Je murmure son nom, un souffle désespéré qui se perd dans le grondement sourd des profondeurs. Était-ce vraiment son hurlement que j’ai entendu, ou un autre piège du Voile Sanglant, cette brume cramoisie qui m’enveloppe encore, distordant la frontière entre réalité et cauchemar ? Mon cœur tambourine, partagé entre l’espoir qu’il soit vivant et la terreur qu’il ne soit qu’un fantôme de mon imagination. Je titube hors de la caverne, l’air extérieur à peine plus respirable, saturé d’une humidité lourde et d’une menace palpable. Les Terres Creuses s’étendent devant moi, un désert de falaises déchiquetées et de ronces luminescentes, baigné par une lumière irréelle qui semble suinter du ciel grisâtre. Chaque pas lacère mes pieds à travers mes bottes usées, et je sens le sol vibrer sous moi, comme si quelque chose d’ancien et de terrible s’agitait dans les entrailles de la terre.
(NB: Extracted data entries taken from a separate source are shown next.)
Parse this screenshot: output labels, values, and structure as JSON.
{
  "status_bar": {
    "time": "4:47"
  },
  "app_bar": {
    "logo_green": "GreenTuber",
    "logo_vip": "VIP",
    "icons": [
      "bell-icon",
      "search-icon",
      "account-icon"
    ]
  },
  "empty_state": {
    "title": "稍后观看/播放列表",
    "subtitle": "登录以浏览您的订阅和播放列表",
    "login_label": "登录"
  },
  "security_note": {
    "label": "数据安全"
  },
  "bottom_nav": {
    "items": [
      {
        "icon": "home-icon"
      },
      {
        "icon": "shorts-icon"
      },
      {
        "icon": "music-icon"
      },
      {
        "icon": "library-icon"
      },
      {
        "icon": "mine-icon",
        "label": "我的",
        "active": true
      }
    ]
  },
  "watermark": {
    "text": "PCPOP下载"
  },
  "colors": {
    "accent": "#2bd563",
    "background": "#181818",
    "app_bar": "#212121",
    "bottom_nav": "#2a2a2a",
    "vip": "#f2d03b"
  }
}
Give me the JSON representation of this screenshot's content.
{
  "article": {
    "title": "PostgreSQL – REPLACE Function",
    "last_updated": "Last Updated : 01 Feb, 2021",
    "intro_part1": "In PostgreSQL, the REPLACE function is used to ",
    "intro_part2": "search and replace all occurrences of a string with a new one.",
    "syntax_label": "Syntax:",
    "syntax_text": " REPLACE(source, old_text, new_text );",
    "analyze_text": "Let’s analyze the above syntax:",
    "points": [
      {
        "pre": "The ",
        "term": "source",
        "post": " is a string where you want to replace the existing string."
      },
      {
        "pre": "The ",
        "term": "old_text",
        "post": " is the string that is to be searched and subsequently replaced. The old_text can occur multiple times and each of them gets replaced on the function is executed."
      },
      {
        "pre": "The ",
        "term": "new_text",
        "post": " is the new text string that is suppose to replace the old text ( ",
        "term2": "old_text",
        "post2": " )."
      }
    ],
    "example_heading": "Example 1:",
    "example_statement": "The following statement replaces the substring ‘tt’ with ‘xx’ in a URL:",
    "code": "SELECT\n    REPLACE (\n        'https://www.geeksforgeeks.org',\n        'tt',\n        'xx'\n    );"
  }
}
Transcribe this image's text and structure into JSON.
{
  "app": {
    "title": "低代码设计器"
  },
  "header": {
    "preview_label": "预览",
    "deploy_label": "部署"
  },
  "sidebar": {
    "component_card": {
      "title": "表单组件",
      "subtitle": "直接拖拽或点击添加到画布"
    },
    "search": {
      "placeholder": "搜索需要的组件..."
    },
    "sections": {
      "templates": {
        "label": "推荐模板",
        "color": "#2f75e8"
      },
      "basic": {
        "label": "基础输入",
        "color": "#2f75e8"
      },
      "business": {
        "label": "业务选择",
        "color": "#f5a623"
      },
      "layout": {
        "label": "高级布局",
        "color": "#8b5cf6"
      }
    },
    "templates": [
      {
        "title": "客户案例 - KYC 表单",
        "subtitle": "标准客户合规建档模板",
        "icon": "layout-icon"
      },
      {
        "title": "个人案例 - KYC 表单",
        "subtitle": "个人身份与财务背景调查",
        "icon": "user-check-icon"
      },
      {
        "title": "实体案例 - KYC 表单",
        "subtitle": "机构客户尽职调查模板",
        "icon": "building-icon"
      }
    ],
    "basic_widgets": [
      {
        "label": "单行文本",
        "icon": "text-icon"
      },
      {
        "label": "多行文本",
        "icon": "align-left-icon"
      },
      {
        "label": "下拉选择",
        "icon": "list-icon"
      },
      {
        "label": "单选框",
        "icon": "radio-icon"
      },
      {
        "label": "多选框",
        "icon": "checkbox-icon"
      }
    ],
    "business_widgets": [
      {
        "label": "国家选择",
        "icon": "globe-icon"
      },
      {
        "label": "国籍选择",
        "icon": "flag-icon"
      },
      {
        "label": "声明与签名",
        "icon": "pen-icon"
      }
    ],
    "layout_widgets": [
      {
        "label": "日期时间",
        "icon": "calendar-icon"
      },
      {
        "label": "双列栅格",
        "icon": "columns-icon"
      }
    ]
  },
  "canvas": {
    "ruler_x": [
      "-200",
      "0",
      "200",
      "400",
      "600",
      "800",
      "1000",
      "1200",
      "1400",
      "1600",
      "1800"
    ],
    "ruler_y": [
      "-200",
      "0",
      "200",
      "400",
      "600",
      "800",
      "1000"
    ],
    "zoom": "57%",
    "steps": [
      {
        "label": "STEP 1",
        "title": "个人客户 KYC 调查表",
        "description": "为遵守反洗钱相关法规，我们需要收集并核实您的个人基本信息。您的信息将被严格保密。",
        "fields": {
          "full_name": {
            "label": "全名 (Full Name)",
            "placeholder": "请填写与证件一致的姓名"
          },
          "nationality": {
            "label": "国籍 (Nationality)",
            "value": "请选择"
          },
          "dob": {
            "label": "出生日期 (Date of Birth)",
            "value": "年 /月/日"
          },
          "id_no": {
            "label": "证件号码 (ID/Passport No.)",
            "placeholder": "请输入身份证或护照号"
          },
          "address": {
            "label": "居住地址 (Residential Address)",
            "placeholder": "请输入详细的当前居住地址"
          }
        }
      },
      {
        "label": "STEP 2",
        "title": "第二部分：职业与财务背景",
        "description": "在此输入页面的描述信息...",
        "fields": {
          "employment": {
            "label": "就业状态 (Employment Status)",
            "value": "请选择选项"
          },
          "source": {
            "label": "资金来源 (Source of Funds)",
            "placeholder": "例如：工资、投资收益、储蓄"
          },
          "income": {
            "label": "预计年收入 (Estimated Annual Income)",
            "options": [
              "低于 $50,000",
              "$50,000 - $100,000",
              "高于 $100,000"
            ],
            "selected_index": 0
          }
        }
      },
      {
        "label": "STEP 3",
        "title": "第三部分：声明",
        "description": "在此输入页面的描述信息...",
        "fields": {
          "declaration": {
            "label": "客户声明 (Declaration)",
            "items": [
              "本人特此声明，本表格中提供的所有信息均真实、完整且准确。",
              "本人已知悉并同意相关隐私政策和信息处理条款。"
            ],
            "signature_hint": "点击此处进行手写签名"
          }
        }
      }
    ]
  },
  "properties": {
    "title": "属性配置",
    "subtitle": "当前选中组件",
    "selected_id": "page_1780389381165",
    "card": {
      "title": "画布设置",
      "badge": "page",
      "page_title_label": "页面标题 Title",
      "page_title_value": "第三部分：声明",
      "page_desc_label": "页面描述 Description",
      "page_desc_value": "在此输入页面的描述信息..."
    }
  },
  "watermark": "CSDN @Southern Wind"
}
Mes yeux scrutent la brume, cherchant un signe, n’importe quoi. Et puis, à travers le voile rougeâtre, je distingue une silhouette près d’une ruine colossale, ses murs effrités dressés comme des os géants contre le ciel. Mon souffle se coupe. La carrure massive, la cape sombre trempée qui claque dans le vent mordant… c’est lui. Mathis. Une vague de soulagement me traverse, si brutale qu’elle me fait presque tomber à genoux, mais elle est vite noyée par une peur glaciale. Et s’il n’était pas réel ? Je m’approche, mes pas maladroits, le bruit de mes bottes sur le sol rocailleux perdu dans le hurlement du vent. Plus je m’avance, plus ses traits se précisent : ses cheveux noirs en bataille collés par la sueur, sa barbe mal taillée plus négligée que jamais, et ses yeux gris-bleu, perçants même à cette distance, qui se posent sur moi avec une intensité qui me serre le cœur.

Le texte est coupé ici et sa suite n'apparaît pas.